Maria Carolina Santos / 05/11/2025
A foto mostra uma reunião pública noturna, realizada sob uma tenda. Várias pessoas estão sentadas, de costas para a câmera, assistindo a uma apresentação projetada em uma tela. Uma mulher em pé, à direita, segura um microfone e aponta para o slide, que exibe um mapa e o título “DESAPROPRIAÇÕES – Ponte”. No slide, aparecem dados sobre o bairro Cordeiro, indicando a quantidade de imóveis afetados: 102 edificações e 5 terrenos, totalizando 107. O ambiente é iluminado principalmente pela luz da projeção, e há um projetor sobre uma mesa à esquerda. A cena transmite um clima de reunião comunitária ou audiência pública para discutir intervenções urbanas.

Crédito: Maria Carolina Santos/Marco Zero

Depois de muita mobilização dos moradores de Santana, na zona norte, a prefeitura do Recife realizou na noite de terça-feira, 4 de novembro, uma reunião na comunidade para apresentar o projeto da ponte Casa Forte-Cordeiro. Com a licitação em andamento e o pregão já marcado para o dia 4 de dezembro, o projeto tem a previsão de 107 desapropriações para a estrutura da ponte e do canteiro de obras para a construção dela. Para a implantação do sistema viário, serão 12 desapropriações totais, 13 desapropriações parciais e 18 recuos de muro.

As obras estão previstas para começar no primeiro semestre de 2026 e apresentação foi feita por técnicos da Autarquia de Urbanização do Recife (URB). Do lado da zona norte, a mudança será bem menor e foi encarada como uma vitória parcial pelos moradores: serão apenas três imóveis com desapropriação total.

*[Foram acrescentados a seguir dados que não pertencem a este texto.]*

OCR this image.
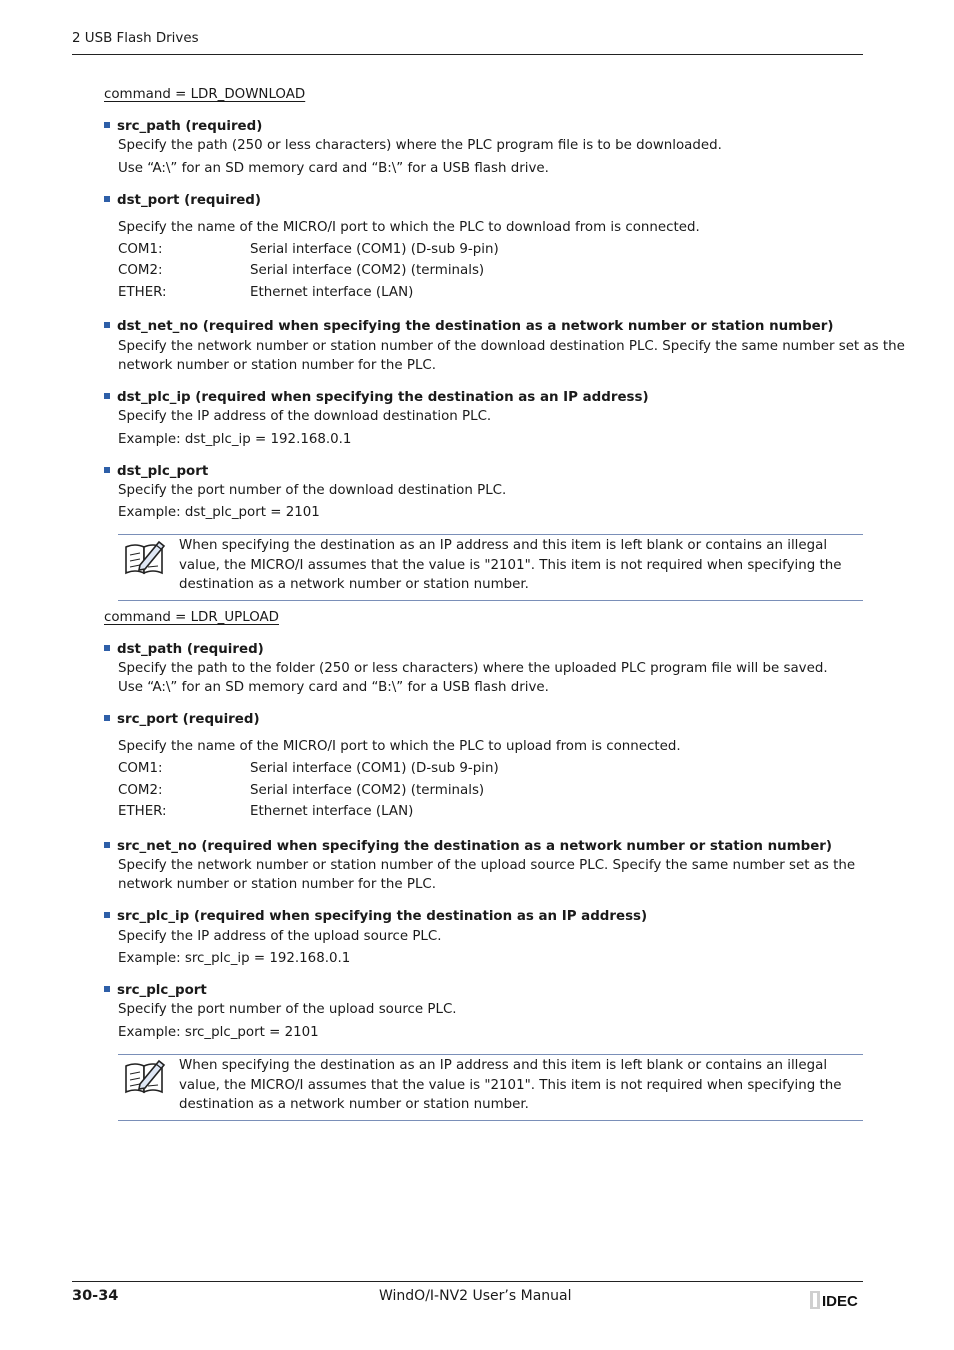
2 USB Flash Drives
command = LDR_DOWNLOAD
src_path (required)
Specify the path (250 or less characters) where the PLC program file is to be downloaded.
Use “A:\” for an SD memory card and “B:\” for a USB flash drive.
dst_port (required)
Specify the name of the MICRO/I port to which the PLC to download from is connected.
COM1:	Serial interface (COM1) (D-sub 9-pin)
COM2:	Serial interface (COM2) (terminals)
ETHER:	Ethernet interface (LAN)
dst_net_no (required when specifying the destination as a network number or station number)
Specify the network number or station number of the download destination PLC. Specify the same number set as the
network number or station number for the PLC.
dst_plc_ip (required when specifying the destination as an IP address)
Specify the IP address of the download destination PLC.
Example: dst_plc_ip = 192.168.0.1
dst_plc_port
Specify the port number of the download destination PLC.
Example: dst_plc_port = 2101
When specifying the destination as an IP address and this item is left blank or contains an illegal value, the MICRO/I assumes that the value is "2101". This item is not required when specifying the destination as a network number or station number.
command = LDR_UPLOAD
dst_path (required)
Specify the path to the folder (250 or less characters) where the uploaded PLC program file will be saved.
Use “A:\” for an SD memory card and “B:\” for a USB flash drive.
src_port (required)
Specify the name of the MICRO/I port to which the PLC to upload from is connected.
COM1:	Serial interface (COM1) (D-sub 9-pin)
COM2:	Serial interface (COM2) (terminals)
ETHER:	Ethernet interface (LAN)
src_net_no (required when specifying the destination as a network number or station number)
Specify the network number or station number of the upload source PLC. Specify the same number set as the
network number or station number for the PLC.
src_plc_ip (required when specifying the destination as an IP address)
Specify the IP address of the upload source PLC.
Example: src_plc_ip = 192.168.0.1
src_plc_port
Specify the port number of the upload source PLC.
Example: src_plc_port = 2101
When specifying the destination as an IP address and this item is left blank or contains an illegal value, the MICRO/I assumes that the value is "2101". This item is not required when specifying the destination as a network number or station number.
30-34	WindO/I-NV2 User’s Manual	IDEC
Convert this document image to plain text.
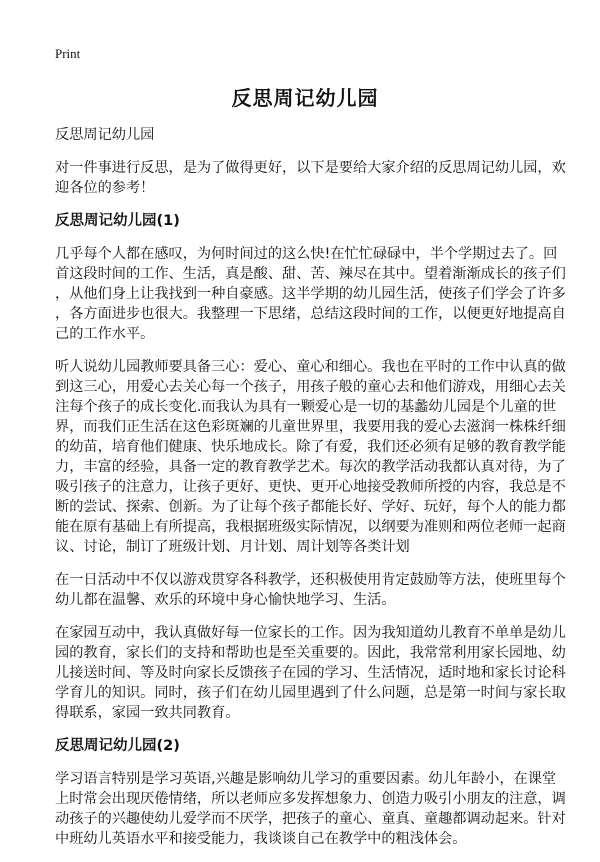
Print
反思周记幼儿园
反思周记幼儿园
对一件事进行反思，是为了做得更好，以下是要给大家介绍的反思周记幼儿园，欢
迎各位的参考！
反思周记幼儿园(1)
几乎每个人都在感叹，为何时间过的这么快!在忙忙碌碌中，半个学期过去了。回
首这段时间的工作、生活，真是酸、甜、苦、辣尽在其中。望着渐渐成长的孩子们
，从他们身上让我找到一种自豪感。这半学期的幼儿园生活，使孩子们学会了许多
，各方面进步也很大。我整理一下思绪，总结这段时间的工作，以便更好地提高自
己的工作水平。
听人说幼儿园教师要具备三心：爱心、童心和细心。我也在平时的工作中认真的做
到这三心，用爱心去关心每一个孩子，用孩子般的童心去和他们游戏，用细心去关
注每个孩子的成长变化.而我认为具有一颗爱心是一切的基蠡幼儿园是个儿童的世
界，而我们正生活在这色彩斑斓的儿童世界里，我要用我的爱心去滋润一株株纤细
的幼苗，培育他们健康、快乐地成长。除了有爱，我们还必须有足够的教育教学能
力，丰富的经验，具备一定的教育教学艺术。每次的教学活动我都认真对待，为了
吸引孩子的注意力，让孩子更好、更快、更开心地接受教师所授的内容，我总是不
断的尝试、探索、创新。为了让每个孩子都能长好、学好、玩好，每个人的能力都
能在原有基础上有所提高，我根据班级实际情况，以纲要为准则和两位老师一起商
议、讨论，制订了班级计划、月计划、周计划等各类计划
在一日活动中不仅以游戏贯穿各科教学，还积极使用肯定鼓励等方法，使班里每个
幼儿都在温馨、欢乐的环境中身心愉快地学习、生活。
在家园互动中，我认真做好每一位家长的工作。因为我知道幼儿教育不单单是幼儿
园的教育，家长们的支持和帮助也是至关重要的。因此，我常常利用家长园地、幼
儿接送时间、等及时向家长反馈孩子在园的学习、生活情况，适时地和家长讨论科
学育儿的知识。同时，孩子们在幼儿园里遇到了什么问题，总是第一时间与家长取
得联系，家园一致共同教育。
反思周记幼儿园(2)
学习语言特别是学习英语,兴趣是影响幼儿学习的重要因素。幼儿年龄小，在课堂
上时常会出现厌倦情绪，所以老师应多发挥想象力、创造力吸引小朋友的注意，调
动孩子的兴趣使幼儿爱学而不厌学，把孩子的童心、童真、童趣都调动起来。针对
中班幼儿英语水平和接受能力，我谈谈自己在教学中的粗浅体会。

Até agora sem nenhuma mobilização por parte dos moradores, o lado do Cordeiro vai sofrer a maior parte do impacto nas moradias: todas as 107 desapropriações para a construção da ponte serão lá, além de 32 desapropriações para o sistema viário, sendo nove imóveis totalmente retirados, 10 com desapropriação parcial e 13 com recuo de muro. Na reunião pública, a prefeitura não mostrou no mapa, nem informou, quais serão os imóveis atingidos. Mas, como se pode ver pelo projeto, o impacto na zona oeste será bastante significativo.

As desapropriações da ponte Casa Forte-Cordeiro

Desapropriações para a ponte: 

Somente no Cordeiro:
Edificações: 102
Terrenos: 05
Total: 107

Desapropriações para o sitema viário

Cordeiro
Edificações com desapropriação total – 9
Edificações com desapropriação parcial – 10
Edificações com recuo de muro – 13

Santana
Edificações com desapropriação total – 3
Edificações com desapropriação parcial – 3
Edificações com recuo de muro – 5

Total: 43 (sendo, 12 total, 13 parcial e 18 somente o muro)

Fonte: Apresentação da URB na comunidade de Santana

Ainda não foi marcada nenhuma reunião com os moradores do Cordeiro. Havia um pequeno grupo de lá na reunião em Santana – pessoas que ficaram sabendo da reunião organizada pela prefeitura do Recife por conta de um amigo que mora do outro lado da ponte. Ao verem na apresentação o número de desapropriações no Cordeiro, ficaram indignados. No local onde vai passar o sistema viário da ponte, existe há décadas a comunidade Cocheira, que leva esse nome porque teve início com a criação de cavalos.

“A gente está sabendo da possibilidade desse projeto há muitos anos. O problema é que só chegam lá para fazer estudo de solo, medição de área… E não falam nada. Eles tiraram medidas de umas oito casas, pelo que sei. Inclusive, uma delas é a minha”, criticou o morador Luiz Agostinho. Segundo ele, a comunidade está em pânico com a perspectiva de remoção e apreensiva com a falta de informações — assim como os moradores de Santana estavam meses atrás. “Nunca a prefeitura fez reunião com a gente. Pelo que vimos do traçado do projeto, vai embora mais da metade da comunidade”, alerta Agostinho.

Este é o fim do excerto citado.